Evans is entitled to his opinion, but a couple of his comments were irrational or unsupported by fact.

Perhaps the most head-scratching was this remark about Dion Jordan: “Anytime he’s in the game, he’s a liability. I don’t care if he gives you 18 sacks next year. The negative impact of him on the field for most of true football situations is scary to me.”

I must interject here: If Jordan has 18 sacks, nobody will be calling him a liability. And besides his obvious pass rush skills, he was effective in coverage on tight ends and running backs at Oregon and wasn’t overwhelmed against the run.

Evans added of the Jordan pick: “[That] messed my mind up. I get the potential, but potential will get you fired in a heartbeat. With the struggles Jeff Ireland has had making wise decisions through the draft across the board, this is a reach. He’s still 6-6, he’s still 240. “As soon as you see him in the game, even 3rd and 3, we’re thinking we still have a very good chance to run the ball. The Patriots’ run numbers on third down last year were the highest in the league. They didn’t get better with the Dion Jordan pick and they aren’t closer to beating the Patriots with that pick.

“Dion Jordan is not the type of player that frustrates Tom Brady. Cam Wake is not the type of player that frustrates [Brady]. It’s middle pressure. It’s what Baltimore is able to do to him.” (Miami has some of that inside pressure with Randy Starks and Jared Odrick when he moves inside.)

### On the moves at receiver, Evans said: “Was there anyone that was going to pay Brian Hartline that (five years, $31 million)? Was there anyone going to pay Mike Wallace that (five years, $60 million)? The Steelers have insider trader information on people.

“Yes, we know Wallace’s ceiling is high, but the floor is equally low. This is a guy that’s going to throw your quarterback an interception [and] that’s going be lazy in his routes. You talk to the Steelers, this is a guy you can’t count on in crunch time. For a young quarterback, you need a guy you can count on in crunch time.
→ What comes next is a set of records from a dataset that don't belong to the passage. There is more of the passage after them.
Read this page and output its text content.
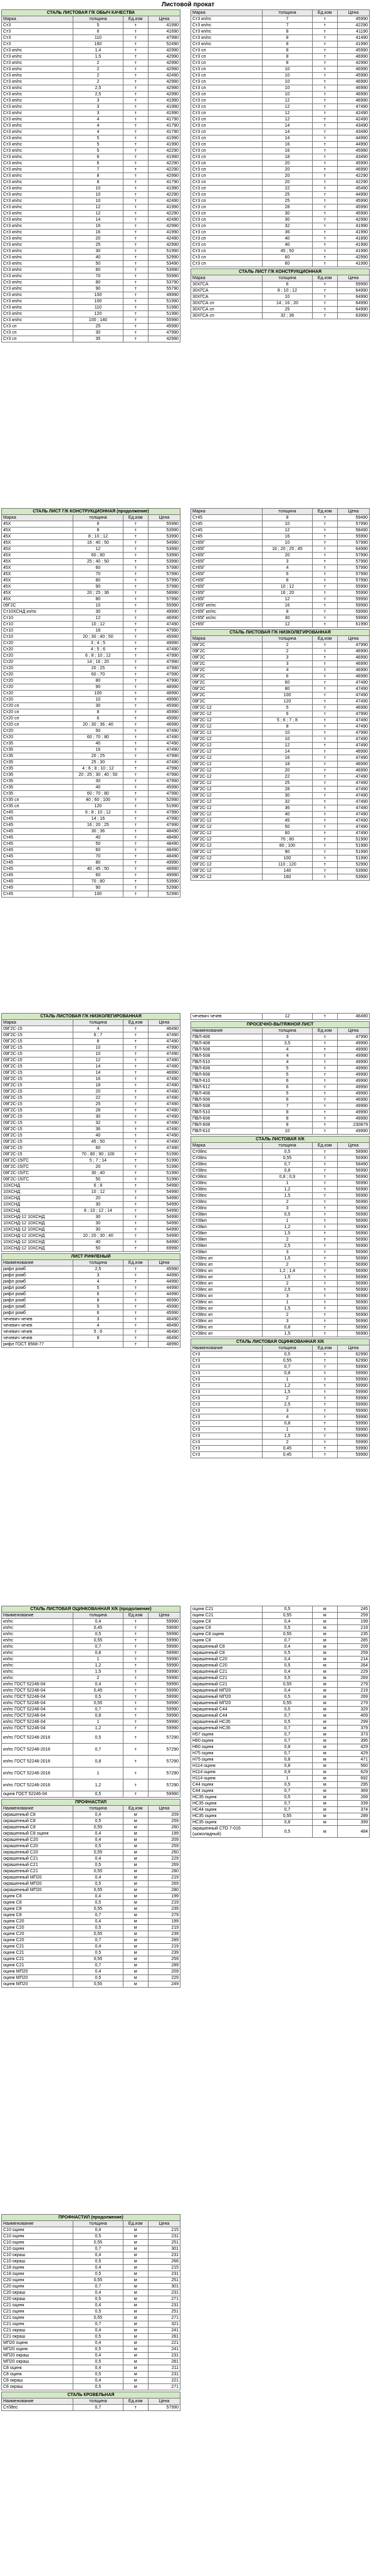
Листовой прокат
СТАЛЬ ЛИСТОВАЯ Г/К ОБЫЧ КАЧЕСТВА			
Марка	толщина	Ед.изм	Цена
Ст3	5	т	41990
Ст3	6	т	41690
Ст3	110	т	47990
Ст3	160	т	52490
Ст3 кп/пс	1,4	т	42990
Ст3 кп/пс	1,5	т	42990
Ст3 кп/пс	2	т	42990
Ст3 кп/пс	2	т	42990
Ст3 кп/пс	2	т	42490
Ст3 кп/пс	2	т	42990
Ст3 кп/пс	2,5	т	42990
Ст3 кп/пс	2,5	т	42990
Ст3 кп/пс	3	т	41990
Ст3 кп/пс	3	т	41990
Ст3 кп/пс	3	т	41990
Ст3 кп/пс	4	т	41790
Ст3 кп/пс	4	т	41790
Ст3 кп/пс	4	т	41790
Ст3 кп/пс	5	т	41990
Ст3 кп/пс	5	т	41990
Ст3 кп/пс	5	т	42290
Ст3 кп/пс	6	т	41990
Ст3 кп/пс	6	т	42290
Ст3 кп/пс	7	т	42290
Ст3 кп/пс	8	т	42990
Ст3 кп/пс	8	т	41790
Ст3 кп/пс	10	т	41990
Ст3 кп/пс	10	т	42290
Ст3 кп/пс	10	т	42490
Ст3 кп/пс	12	т	41990
Ст3 кп/пс	12	т	42290
Ст3 кп/пс	14	т	42490
Ст3 кп/пс	16	т	42990
Ст3 кп/пс	16	т	41990
Ст3 кп/пс	20	т	42490
Ст3 кп/пс	25	т	42990
Ст3 кп/пс	30	т	51990
Ст3 кп/пс	40	т	52990
Ст3 кп/пс	50	т	53490
Ст3 кп/пс	60	т	53990
Ст3 кп/пс	70	т	55990
Ст3 кп/пс	80	т	53790
Ст3 кп/пс	90	т	55790
Ст3 кп/пс	100	т	49990
Ст3 кп/пс	100	т	51990
Ст3 кп/пс	110	т	51990
Ст3 кп/пс	120	т	51990
Ст3 кп/пс	100 ; 140	т	55990
Ст3 сп	25	т	45990
Ст3 сп	30	т	47990
Ст3 сп	35	т	42990
Марка	толщина	Ед.изм	Цена
Ст3 кп/пс	7	т	45990
Ст3 кп/пс	7	т	42290
Ст3 кп/пс	8	т	41190
Ст3 кп/пс	8	т	41490
Ст3 кп/пс	8	т	41990
Ст3 сп	8	т	45990
Ст3 сп	8	т	46990
Ст3 сп	8	т	42990
Ст3 сп	10	т	46990
Ст3 сп	10	т	45990
Ст3 сп	10	т	46990
Ст3 сп	10	т	46990
Ст3 сп	10	т	46990
Ст3 сп	12	т	46990
Ст3 сп	12	т	47490
Ст3 сп	12	т	42490
Ст3 сп	12	т	42490
Ст3 сп	14	т	43490
Ст3 сп	14	т	43490
Ст3 сп	14	т	44990
Ст3 сп	16	т	44990
Ст3 сп	16	т	45990
Ст3 сп	18	т	43490
Ст3 сп	20	т	45990
Ст3 сп	20	т	46990
Ст3 сп	20	т	42290
Ст3 сп	20	т	42290
Ст3 сп	22	т	45490
Ст3 сп	25	т	44990
Ст3 сп	25	т	45990
Ст3 сп	28	т	45990
Ст3 сп	30	т	45990
Ст3 сп	30	т	42990
Ст3 сп	32	т	41990
Ст3 сп	36	т	41990
Ст3 сп	40	т	41890
Ст3 сп	40	т	41990
Ст3 сп	45 ; 50	т	41990
Ст3 сп	60	т	42990
Ст3 сп	60	т	41990
СТАЛЬ ЛИСТ Г/К КОНСТРУКЦИОННАЯ			
Марка	толщина	Ед.изм	Цена
30ХГСА	6	т	59990
30ХГСА	8 ; 10 ; 12	т	64990
30ХГСА	10	т	64990
30ХГСА сп	14 ; 16 ; 20	т	64990
30ХГСА сп	25	т	64990
30ХГСА сп	32 ; 36	т	63990
СТАЛЬ ЛИСТ Г/К КОНСТРУКЦИОННАЯ (продолжение)			
Марка	толщина	Ед.изм	Цена
45Х	6	т	55990
45Х	8	т	53990
45Х	8 ; 10 ; 12	т	53990
45Х	16 ; 40 ; 50	т	54990
45Х	12	т	53990
45Х	60 ; 80	т	53990
45Х	25 ; 40 ; 50	т	53990
45Х	60	т	57990
45Х	70	т	57990
45Х	80	т	57990
45Х	90	т	57990
45Х	20 ; 25 ; 36	т	58990
45Х	80	т	57990
09Г2С	10	т	55990
Ст10ХСНД кп/пс	30	т	49990
Ст10	12	т	46990
Ст10	10 ; 12	т	47490
Ст10	18	т	47990
Ст10	20 ; 30 ; 40 ; 50	т	45990
Ст20	3 ; 4 ; 5	т	49990
Ст20	4 ; 5 ; 6	т	47490
Ст20	6 ; 8 ; 10 ; 12	т	47990
Ст20	14 ; 16 ; 20	т	47990
Ст20	20 ; 25	т	47990
Ст20	60 ; 70	т	47990
Ст20	80	т	47990
Ст20	90	т	48990
Ст20	100	т	48990
Ст20	10	т	49990
Ст20 сп	30	т	45990
Ст20 сп	8	т	45990
Ст20 сп	6	т	45990
Ст20 сп	20 ; 30 ; 36 ; 40	т	46990
Ст20	50	т	47490
Ст20	60 ; 70 ; 80	т	47490
Ст35	40	т	47490
Ст35	16	т	47490
Ст35	20 ; 25	т	47990
Ст35	25 ; 30	т	47490
Ст35	4 ; 6 ; 8 ; 10 ; 12	т	47990
Ст35	20 ; 25 ; 30 ; 40 ; 50	т	47990
Ст35	30	т	47990
Ст35	40	т	45990
Ст35	60 ; 70 ; 80	т	47990
Ст35 сп	40 ; 60 ; 100	т	52990
Ст35 сп	120	т	51990
Ст45	6 ; 8 ; 10 ; 12	т	47990
Ст45	14 ; 16	т	47990
Ст45	16 ; 20 ; 25	т	47990
Ст45	30 ; 36	т	48490
Ст45	40	т	48490
Ст45	50	т	48490
Ст45	60	т	48490
Ст45	70	т	48490
Ст45	80	т	49990
Ст45	40 ; 45 ; 50	т	48990
Ст45	60	т	49990
Ст45	70 ; 80	т	53990
Ст45	90	т	52990
Ст45	100	т	52990
Марка	толщина	Ед.изм	Цена
Ст45	8	т	59490
Ст45	10	т	57990
Ст45	12	т	58490
Ст45	16	т	55990
Ст65Г	10	т	57990
Ст65Г	16 ; 20 ; 25 ; 45	т	64990
Ст65Г	20	т	57990
Ст65Г	3	т	57990
Ст65Г	4	т	57990
Ст65Г	6	т	57990
Ст65Г	8	т	57990
Ст65Г	10 ; 12	т	55990
Ст65Г	16 ; 20	т	55990
Ст65Г	12	т	59990
Ст65Г кп/пс	16	т	59990
Ст65Г кп/пс	8	т	59990
Ст65Г кп/пс	30	т	59990
Ст65Г	12	т	61990
СТАЛЬ ЛИСТОВАЯ Г/К НИЗКОЛЕГИРОВАННАЯ			
Марка	толщина	Ед.изм	Цена
09Г2С	2	т	47990
09Г2С	2	т	46990
09Г2С	3	т	46990
09Г2С	3	т	46990
09Г2С	4	т	46990
09Г2С	6	т	46990
09Г2С	60	т	47490
09Г2С	80	т	47490
09Г2С	100	т	47490
09Г2С	120	т	47490
09Г2С-12	5	т	46990
09Г2С-12	6	т	47990
09Г2С-12	5 ; 6 ; 7 ; 8	т	47490
09Г2С-12	8	т	47490
09Г2С-12	10	т	47990
09Г2С-12	10	т	47490
09Г2С-12	12	т	47490
09Г2С-12	14	т	46990
09Г2С-12	16	т	47490
09Г2С-12	18	т	46990
09Г2С-12	20	т	46990
09Г2С-12	22	т	47490
09Г2С-12	25	т	47490
09Г2С-12	28	т	47490
09Г2С-12	30	т	47490
09Г2С-12	32	т	47490
09Г2С-12	36	т	47490
09Г2С-12	40	т	47490
09Г2С-12	45	т	47490
09Г2С-12	50	т	47490
09Г2С-12	60	т	47490
09Г2С-12	70 ; 80	т	51990
09Г2С-12	80 ; 100	т	51990
09Г2С-12	90	т	51990
09Г2С-12	100	т	51990
09Г2С-12	110 ; 120	т	52990
09Г2С-12	140	т	53990
09Г2С-12	160	т	53990
СТАЛЬ ЛИСТОВАЯ Г/К НИЗКОЛЕГИРОВАННАЯ			
Марка	толщина	Ед.изм	Цена
09Г2С-15	4	т	46490
09Г2С-15	6 ; 7	т	47490
09Г2С-15	8	т	47490
09Г2С-15	10	т	47990
09Г2С-15	10	т	47490
09Г2С-15	12	т	47490
09Г2С-15	14	т	47490
09Г2С-15	14	т	46990
09Г2С-15	16	т	47490
09Г2С-15	18	т	47490
09Г2С-15	20	т	47490
09Г2С-15	22	т	47490
09Г2С-15	25	т	47490
09Г2С-15	28	т	47490
09Г2С-15	30	т	47490
09Г2С-15	32	т	47490
09Г2С-15	36	т	47490
09Г2С-15	40	т	47490
09Г2С-15	45 ; 50	т	47490
09Г2С-15	60	т	47490
09Г2С-15	70 ; 80 ; 90 ; 100	т	51990
09Г2С-15/ГС	5 ; 7 ; 14	т	51990
09Г2С-15/ГС	20	т	51990
09Г2С-15/ГС	30 ; 40	т	51990
09Г2С-15/ГС	50	т	51990
10ХСНД	6 ; 8	т	54990
10ХСНД	10 ; 12	т	54990
10ХСНД	20	т	54990
10ХСНД	30	т	54990
10ХСНД	8 ; 10 ; 12 ; 14	т	54990
10ХСНД-12 10ХСНД	30	т	54990
10ХСНД-12 10ХСНД	30	т	54990
10ХСНД-12 10ХСНД	30	т	64990
10ХСНД-12 10ХСНД	10 ; 20 ; 30 ; 40	т	54990
10ХСНД-12 10ХСНД	40	т	64990
10ХСНД-12 10ХСНД	50	т	69990
ЛИСТ РИФЛЕНЫЙ			
Наименование	толщина	Ед.изм	Цена
рифл ромб	2,5	т	45990
рифл ромб	3	т	44990
рифл ромб	4	т	44990
рифл ромб	5	т	44990
рифл ромб	6	т	44990
рифл ромб	8	т	46990
рифл ромб	5	т	45990
рифл ромб	6	т	45990
чечевич чечев	3	т	46490
чечевич чечев	4	т	46490
чечевич чечев	5 ; 6	т	46490
чечевич чечев	8	т	46490
рифл ГОСТ 8568-77		т	48990
чечевич чечев	12	т	46490
ПРОСЕЧНО-ВЫТЯЖНОЙ ЛИСТ			
Наименование	толщина	Ед.изм	Цена
ПВЛ-406	3	т	47990
ПВЛ-408	3,5	т	49990
ПВЛ-506	4	т	49990
ПВЛ-508	4	т	49990
ПВЛ-510	4	т	49990
ПВЛ-606	5	т	49990
ПВЛ-608	5	т	49990
ПВЛ-610	6	т	49990
ПВЛ-612	6	т	49990
ПВЛ-408	5	т	49990
ПВЛ-506	6	т	46990
ПВЛ-508	7	т	49990
ПВЛ-510	8	т	49990
ПВЛ-606	8	т	49990
ПВЛ-608	8	т	230879
ПВЛ-610	10	т	49990
СТАЛЬ ЛИСТОВАЯ Х/К			
Марка	толщина	Ед.изм	Цена
Ст08пс	0,5	т	58990
Ст08пс	0,55	т	56990
Ст08пс	0,7	т	58490
Ст08пс	0,8	т	56990
Ст08пс	0,8 ; 0,9	т	56990
Ст08пс	1	т	56990
Ст08пс	1,2	т	56990
Ст08пс	1,5	т	56990
Ст08пс	2	т	56990
Ст08пс	3	т	56990
Ст08кп	0,5	т	56990
Ст08кп	1	т	56990
Ст08кп	1,2	т	56990
Ст08кп	1,5	т	56990
Ст08кп	2	т	56990
Ст08кп	2,5	т	56990
Ст08кп	3	т	56990
Ст08пс кп	1,5	т	56990
Ст08пс кп	2	т	56990
Ст08пс кп	1,2 ; 1,4	т	56990
Ст08пс кп	1,5	т	56990
Ст08пс кп	2	т	56990
Ст08пс кп	2,5	т	56990
Ст08пс кп	3	т	56990
Ст08пс кп	1	т	56990
Ст08пс кп	1,5	т	56990
Ст08пс кп	2	т	56990
Ст08пс кп	3	т	56990
Ст08пс кп	0,8	т	56990
Ст08пс кп	1,5	т	56990
СТАЛЬ ЛИСТОВАЯ ОЦИНКОВАННАЯ Х/К			
Наименование	толщина	Ед.изм	Цена
Ст3	0,5	т	62990
Ст3	0,55	т	62990
Ст3	0,7	т	59990
Ст3	0,8	т	59990
Ст3	1	т	59990
Ст3	1,2	т	59990
Ст3	1,5	т	59990
Ст3	2	т	59990
Ст3	2,5	т	59990
Ст3	3	т	59990
Ст3	4	т	59990
Ст3	0,8	т	59990
Ст3	1	т	59990
Ст3	1,5	т	59990
Ст3	2	т	59990
Ст3	0,45	т	59990
Ст3	0,45	т	59990
СТАЛЬ ЛИСТОВАЯ ОЦИНКОВАННАЯ Х/К (продолжение)			
Наименование	толщина	Ед.изм	Цена
кп/пс	0,4	т	59990
кп/пс	0,45	т	59690
кп/пс	0,5	т	59990
кп/пс	0,55	т	59990
кп/пс	0,7	т	59990
кп/пс	0,8	т	59990
кп/пс	1	т	59990
кп/пс	1,2	т	59990
кп/пс	1,5	т	59990
кп/пс	2	т	59990
кп/пс ГОСТ 52246-04	0,4	т	59990
кп/пс ГОСТ 52246-04	0,45	т	59990
кп/пс ГОСТ 52246-04	0,5	т	59990
кп/пс ГОСТ 52246-04	0,55	т	59990
кп/пс ГОСТ 52246-04	0,7	т	59990
кп/пс ГОСТ 52246-04	0,8	т	59990
кп/пс ГОСТ 52246-04	1	т	59990
кп/пс ГОСТ 52246-04	1,2	т	59990
кп/пс ГОСТ 52246-2016	0,5	т	57290
кп/пс ГОСТ 52246-2016	0,7	т	57290
кп/пс ГОСТ 52246-2016	0,8	т	57290
кп/пс ГОСТ 52246-2016	1	т	57290
кп/пс ГОСТ 52246-2016	1,2	т	57290
оцинк ГОСТ 52246-04	0,5	т	59990
ПРОФНАСТИЛ			
Наименование	толщина	Ед.изм	Цена
окрашенный С8	0,4	м	209
окрашенный С8	0,5	м	259
окрашенный С8	0,55	м	260
окрашенный С8 оцинк	0,4	м	199
окрашенный С20	0,4	м	209
окрашенный С20	0,5	м	259
окрашенный С20	0,55	м	260
окрашенный С21	0,4	м	229
окрашенный С21	0,5	м	269
окрашенный С21	0,55	м	280
окрашенный МП20	0,4	м	219
окрашенный МП20	0,5	м	269
окрашенный МП20	0,55	м	280
оцинк С8	0,4	м	199
оцинк С8	0,5	м	219
оцинк С8	0,55	м	239
оцинк С8	0,7	м	279
оцинк С20	0,4	м	199
оцинк С20	0,5	м	219
оцинк С20	0,55	м	239
оцинк С20	0,7	м	289
оцинк С21	0,4	м	219
оцинк С21	0,5	м	239
оцинк С21	0,55	м	259
оцинк С21	0,7	м	289
оцинк МП20	0,4	м	209
оцинк МП20	0,5	м	229
оцинк МП20	0,55	м	249
оцинк С21	0,5	м	245
оцинк С21	0,55	м	259
оцинк С8	0,4	м	199
оцинк С8	0,5	м	219
оцинк С8 оцинк	0,55	м	235
оцинк С8	0,7	м	285
окрашенный С8	0,4	м	209
окрашенный С8	0,5	м	259
окрашенный С20	0,4	м	214
окрашенный С20	0,5	м	264
окрашенный С21	0,4	м	229
окрашенный С21	0,5	м	269
окрашенный С21	0,55	м	279
окрашенный МП20	0,4	м	219
окрашенный МП20	0,5	м	269
окрашенный МП20	0,55	м	279
окрашенный С44	0,5	м	329
окрашенный С44	0,7	м	409
окрашенный НС35	0,5	м	299
окрашенный НС35	0,7	м	379
Н57 оцинк	0,7	м	373
Н60 оцинк	0,7	м	395
Н60 оцинк	0,8	м	429
Н75 оцинк	0,7	м	429
Н75 оцинк	0,8	м	471
Н114 оцинк	0,8	м	560
Н114 оцинк	0,9	м	629
Н114 оцинк	1	м	692
С44 оцинк	0,5	м	295
С44 оцинк	0,7	м	369
НС35 оцинк	0,5	м	269
НС35 оцинк	0,7	м	339
НС44 оцинк	0,7	м	374
НС35 оцинк	0,55	м	289
НС35 оцинк	0,8	м	399
окрашенный СТО 7-016 (шоколадный)	0,5	м	484
ПРОФНАСТИЛ (продолжение)			
Наименование	толщина	Ед.изм	Цена
С10 оцинк	0,4	м	215
С10 оцинк	0,5	м	231
С10 оцинк	0,55	м	251
С10 оцинк	0,7	м	301
С10 окраш	0,4	м	231
С10 окраш	0,5	м	266
С18 оцинк	0,4	м	215
С18 оцинк	0,5	м	231
С20 оцинк	0,55	м	251
С20 оцинк	0,7	м	301
С20 окраш	0,4	м	231
С20 окраш	0,5	м	271
С21 оцинк	0,4	м	231
С21 оцинк	0,5	м	251
С21 оцинк	0,55	м	271
С21 оцинк	0,7	м	321
С21 окраш	0,4	м	241
С21 окраш	0,5	м	281
МП20 оцинк	0,4	м	221
МП20 оцинк	0,5	м	241
МП20 окраш	0,4	м	231
МП20 окраш	0,5	м	281
С8 оцинк	0,4	м	211
С8 оцинк	0,5	м	231
С8 окраш	0,4	м	221
С8 окраш	0,5	м	271
СТАЛЬ КРОВЕЛЬНАЯ			
Наименование	толщина	Ед.изм	Цена
Ст08пс	0,7	т	57990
The numbers don’t add up.”

Evans must have missed that the Steelers offered Wallace a $50 million deal before last season, albeit with far less guaranteed money than Miami offered. But a big contract nevertheless.

### We’ll see if Evans is right in criticizing the decision to replace Karlos Dansby with Dannell Ellerbe at linebacker.

“[You want] middle pressure? It’s not Ellerbe,” Evans said. “Dansby is one of the more gifted athletes. We know very little about Ellerbe. We know a guy that had a lot of super natural talent around him. You had a decade of knows with Dansby. You have nine starts with Ellerbe.”

During the interview, Dolphins employee and former linebacker Twan Russell told Evans: “I think you’re very mistaken” about his criticism. Evans conceded he “might be wrong” about Wallace. When Evans left the air, Russell said he didn’t appreciate Evans’ analysis.

But the Dolphins have not issued any edict saying Evans cannot be invited back on WINZ.